Born in Rochdale in the North of England to immigrant parents who moved to the UK before his birth, Sajid Javid has come into the spotlight recently after he replaced Maria Miller as minister of culture in April of this year following her forced resignation. His opinions and views are grabbing the attention of the political community, both within and external to the Conservative party, leading to political commentators tipping him as a potential future Conservative party leader.

Speaking out in an interview with The Sunday Telegraph recently, Mr Javid claimed he knew of some immigrants who had been living in the UK for over 50 years without the ability to speak English – something he states is simply ‘not good enough’.

Sajid Javid has also spoken on the controversial topic of the Islamic legal system, Sharia law. When asked his opinions on calls from some members of the Muslim community to integrate Sharia law into the UK legal system, Mr Javid responded by stating that immigrants to the UK should ‘respect our way of life’, and went on to explain how he doesn’t believe that Sharia law has any place in the UK law. He told The Sunday Telegraph ‘Where people want to have their own private arrangements between them, that is a matter for them. But there is no place for Sharia law in British law.’

Recognising that the British population seem to be concerned about what they see as excessive immigration, Mr Javid said that ‘politicians do need to respond’ to the concerns that are arising. Again referring to those he knew who had been living in the UK for extended periods of time without learning English, he said that the ‘vast majority’ of immigrants he knew were respectful of UK values and wanted to make a contribution, with only the minority letting them down.
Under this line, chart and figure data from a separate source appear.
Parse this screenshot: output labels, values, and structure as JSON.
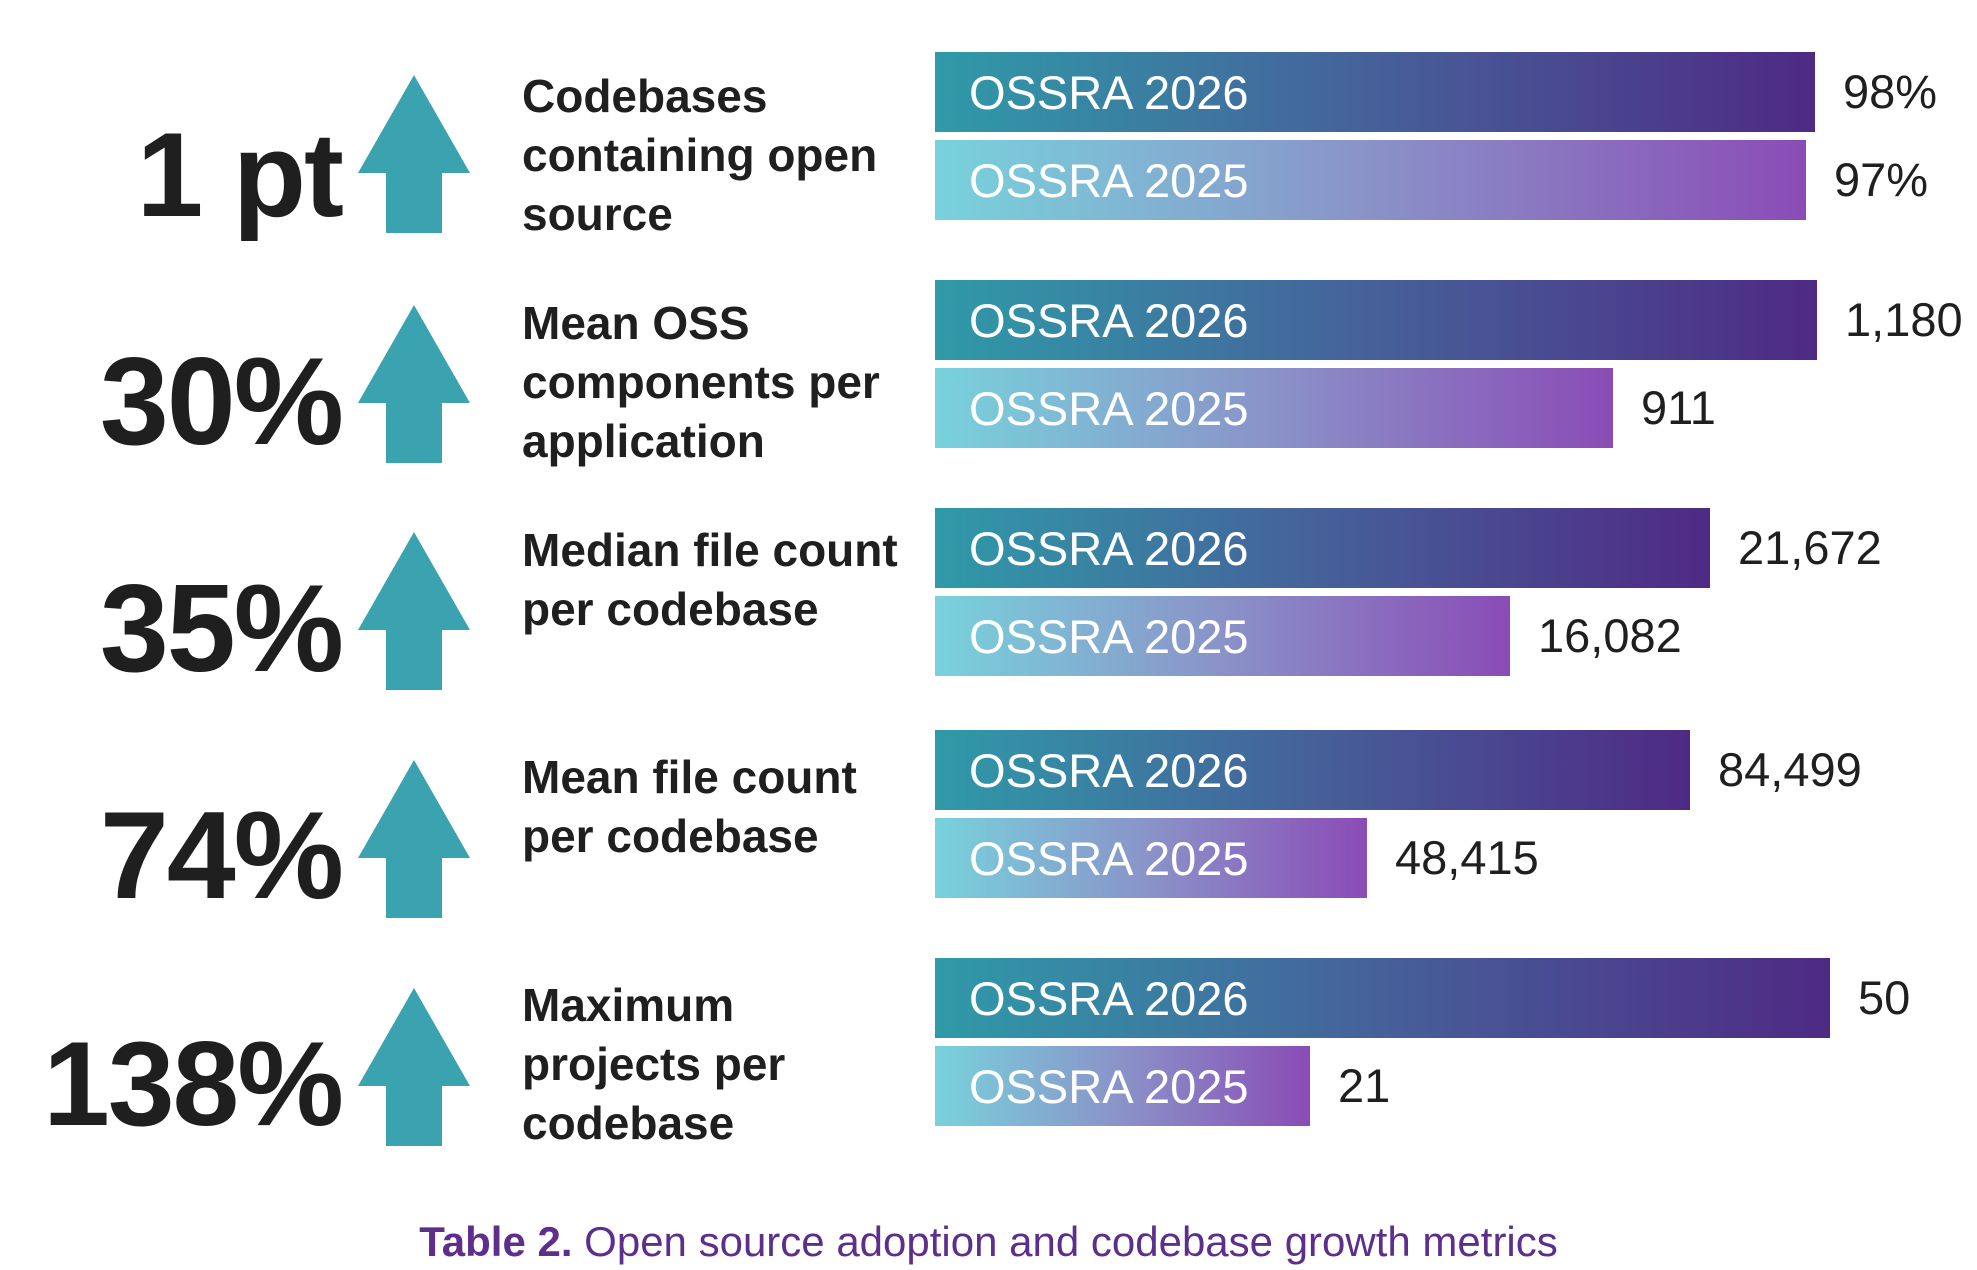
{
  "chart_data": {
    "type": "bar",
    "orientation": "horizontal",
    "series_labels": [
      "OSSRA 2026",
      "OSSRA 2025"
    ],
    "colors": {
      "ossra_2026": [
        "#2f9aa8",
        "#46609a",
        "#4e2a84"
      ],
      "ossra_2025": [
        "#78d2dc",
        "#8a92c8",
        "#8a4cb6"
      ],
      "arrow": "#3ba3af",
      "caption": "#5d2e8c"
    },
    "metrics": [
      {
        "change": "1 pt",
        "label": "Codebases containing open source",
        "bars": [
          {
            "label": "OSSRA 2026",
            "value": 98,
            "value_label": "98%"
          },
          {
            "label": "OSSRA 2025",
            "value": 97,
            "value_label": "97%"
          }
        ]
      },
      {
        "change": "30%",
        "label": "Mean OSS components per application",
        "bars": [
          {
            "label": "OSSRA 2026",
            "value": 1180,
            "value_label": "1,180"
          },
          {
            "label": "OSSRA 2025",
            "value": 911,
            "value_label": "911"
          }
        ]
      },
      {
        "change": "35%",
        "label": "Median file count per codebase",
        "bars": [
          {
            "label": "OSSRA 2026",
            "value": 21672,
            "value_label": "21,672"
          },
          {
            "label": "OSSRA 2025",
            "value": 16082,
            "value_label": "16,082"
          }
        ]
      },
      {
        "change": "74%",
        "label": "Mean file count per codebase",
        "bars": [
          {
            "label": "OSSRA 2026",
            "value": 84499,
            "value_label": "84,499"
          },
          {
            "label": "OSSRA 2025",
            "value": 48415,
            "value_label": "48,415"
          }
        ]
      },
      {
        "change": "138%",
        "label": "Maximum projects per codebase",
        "bars": [
          {
            "label": "OSSRA 2026",
            "value": 50,
            "value_label": "50"
          },
          {
            "label": "OSSRA 2025",
            "value": 21,
            "value_label": "21"
          }
        ]
      }
    ]
  },
  "caption": {
    "prefix": "Table 2.",
    "text": " Open source adoption and codebase growth metrics"
  }
}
Now tipped as a future party leader, political commentators have been closely observing him since he became minister of culture, having reached the cabinet in his first parliament. Whilst this is a career feat in itself, it is perhaps more remarkable that his rise has been in the right-wing Conservative party – the political side that has often been criticised for being the least diverse in terms of sex, and more prominently, ethnicity. As the first British Asian to head up one of the UK’s government departments, Mr Javid is pushing the boundaries to help address the obvious issues of diversity that are evident across British politics.